ギッチョンチョンはあわてて、ふうちゃんの前においてある本や雑誌をかたづけはじめた。そのとき、
「あかん!」
と、ふうちゃんはつよい調子でいった。
「見る。ちゃんと見る」
汗とも涙ともつかないものが、ふうちゃんの顔をぬらしていた。
「もうええ。もうええがな」
ギッチョンチョンは泣き出しそうな声でいった。、
「ちゃんと見るワ。吐いたりしてごめん」
ふうちゃんはハンカチとティッシュペーパーで後始末をして、落ち着いた態度で洗面所に立っていった。蛇口をひねって勢いよく水を出し、それからざぶざぶ顔を洗った。(後略) 灰谷さんの最後のエッセイ集となった『子どもへの恋文』(2004年大月書店刊)の最終章は「殺戮と子ども」と題されています。

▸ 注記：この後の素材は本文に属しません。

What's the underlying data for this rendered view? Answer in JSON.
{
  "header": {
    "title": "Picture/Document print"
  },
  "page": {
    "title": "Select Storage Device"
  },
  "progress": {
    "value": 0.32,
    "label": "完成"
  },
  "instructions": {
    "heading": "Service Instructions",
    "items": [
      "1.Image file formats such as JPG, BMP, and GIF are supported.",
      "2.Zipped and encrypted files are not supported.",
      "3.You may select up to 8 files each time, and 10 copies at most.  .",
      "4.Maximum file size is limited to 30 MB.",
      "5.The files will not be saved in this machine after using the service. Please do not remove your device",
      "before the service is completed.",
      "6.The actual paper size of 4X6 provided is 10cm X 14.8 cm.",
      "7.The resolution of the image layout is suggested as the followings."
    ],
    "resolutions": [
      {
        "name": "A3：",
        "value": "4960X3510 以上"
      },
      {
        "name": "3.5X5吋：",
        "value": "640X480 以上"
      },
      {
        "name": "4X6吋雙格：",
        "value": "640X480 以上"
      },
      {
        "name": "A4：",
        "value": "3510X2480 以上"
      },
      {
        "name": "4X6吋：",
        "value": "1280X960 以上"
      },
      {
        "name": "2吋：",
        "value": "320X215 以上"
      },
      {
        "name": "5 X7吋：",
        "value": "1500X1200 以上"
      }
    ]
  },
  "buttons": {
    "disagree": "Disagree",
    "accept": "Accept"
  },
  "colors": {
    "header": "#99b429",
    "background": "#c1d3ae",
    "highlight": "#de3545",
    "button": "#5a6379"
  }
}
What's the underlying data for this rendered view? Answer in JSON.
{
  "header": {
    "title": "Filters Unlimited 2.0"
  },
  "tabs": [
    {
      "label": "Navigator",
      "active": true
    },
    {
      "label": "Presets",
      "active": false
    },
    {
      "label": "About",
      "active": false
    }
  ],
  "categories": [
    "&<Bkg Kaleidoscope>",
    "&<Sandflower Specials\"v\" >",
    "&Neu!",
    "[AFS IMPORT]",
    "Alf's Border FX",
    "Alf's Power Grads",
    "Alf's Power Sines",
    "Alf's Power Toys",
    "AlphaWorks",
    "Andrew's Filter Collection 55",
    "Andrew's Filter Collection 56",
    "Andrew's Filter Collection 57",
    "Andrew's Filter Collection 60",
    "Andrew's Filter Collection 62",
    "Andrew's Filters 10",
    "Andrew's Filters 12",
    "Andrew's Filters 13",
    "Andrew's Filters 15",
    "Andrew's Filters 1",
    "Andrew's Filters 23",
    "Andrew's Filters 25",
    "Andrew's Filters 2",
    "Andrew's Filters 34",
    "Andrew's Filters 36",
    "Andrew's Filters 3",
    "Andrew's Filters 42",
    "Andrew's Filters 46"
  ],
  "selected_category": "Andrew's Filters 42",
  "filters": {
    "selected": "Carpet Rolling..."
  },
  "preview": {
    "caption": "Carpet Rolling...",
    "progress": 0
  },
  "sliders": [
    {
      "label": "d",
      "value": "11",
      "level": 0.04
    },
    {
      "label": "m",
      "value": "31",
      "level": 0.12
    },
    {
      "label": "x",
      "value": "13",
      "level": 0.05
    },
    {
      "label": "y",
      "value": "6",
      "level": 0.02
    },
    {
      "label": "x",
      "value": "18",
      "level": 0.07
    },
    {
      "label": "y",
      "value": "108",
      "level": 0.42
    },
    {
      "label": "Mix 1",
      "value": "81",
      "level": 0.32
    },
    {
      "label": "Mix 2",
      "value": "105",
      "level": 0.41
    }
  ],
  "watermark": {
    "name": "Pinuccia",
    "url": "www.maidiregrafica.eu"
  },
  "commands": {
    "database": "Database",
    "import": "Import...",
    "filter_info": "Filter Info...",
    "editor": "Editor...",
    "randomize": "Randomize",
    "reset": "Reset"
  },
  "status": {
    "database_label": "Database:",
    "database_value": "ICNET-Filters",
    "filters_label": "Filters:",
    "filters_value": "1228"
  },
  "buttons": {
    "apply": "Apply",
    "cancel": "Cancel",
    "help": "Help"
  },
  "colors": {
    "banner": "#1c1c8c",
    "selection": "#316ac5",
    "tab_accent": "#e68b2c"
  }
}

イラク戦争とそれを支持した日本の政治家への怒りを込めて書かれた文章には、同時に二度とこの題名のようなことが起きないようにという灰谷さんの祈りが込められています。
大切なことが記されています。 (前略)
人類の歴史は、戦争の歴史ともいえる。くり返してはならないことを、くり返している。現実を直視することだ。これを断ち切るためには、老若男女、子どももふくめ一人ひとりが、かつての戦争を知り、その原因を考え、平和に向かって、ささやかであろうと行動を起こすこと以外に道はない。
私の住む沖縄・渡嘉敷島は、沖縄戦の悲劇集団自決(生きて虜囚の辱めを受けず、という誤った教育による集団虐殺だ。本来、自決という言葉は使うべきではないだろう)が起こった島である。
今、島の人はこの悲劇にふれることはほとんどないが、島の子どもたちは、これに目をそらすことなく、しっかり学習している。
『わたしたちの渡嘉敷島』という副読本があり、六年生になるとこれを使って、島の歴史、文化、産業などを学ぶ。
(中略)
子どもたちは、この事実を学びながら涙をこぼしたことだろう。
戦争から半世紀有余、今なお、こんなつらいべんきょうをしている子どもが日本にいることを、何人にも知ってもらいたい。 過去の戦争の悲惨さと向き合おうとしている沖縄の子どもたちと“ふうちゃん”が重なります。
今起きている「戦争」。
あふれる映像を子どもたちはどう受けとめているのか。
朝ごはんを食べながら、あるいは夕ごはんを食べながら、子どもたちは「戦争」を見ているのです。
悲惨な映像と音声が子どもたちの目や耳に焼き付けられつつあります。
心を傷つけられている子どもたちがたくさんいると思います。
かたわらに居て、大人はどう寄り添ったらいいのか・・・・・。
悲惨さを知ることが心からの平和への願いにつながるように、大人は子どもたちにそのことを語りかけて欲しいと思っています。
『子どもへの恋文』の終わりに、灰谷さんは子どもたちが書いたいくつかの“反戦詩”を載せています。
最後の詩の最後の二行。
その二行を心に焼き付けて、このエッセイ集は終わっています。
2022.4.13 荒井 きぬ枝
戦 争 泉 たか子 五年 夜、父の戦争中の話を聞いた。
朝鮮の人の畑へいって
えだまめをとってきてたべたと
いうことがあった。
その時、朝鮮の持主が
「どうぞ それだけはかんべんしてくなせえ」
といったそうだ。
そのようすをそうぞうしてみたら
とてもかわいそうだと思った。
父は笑って話しているが
わたしは もうじき涙がでそうだった。
えだまめをとられた持主は
きっと
にくらしい日本の兵隊と思ったろう。
戦争って
人の頭まで へんにかえてしまうらしい。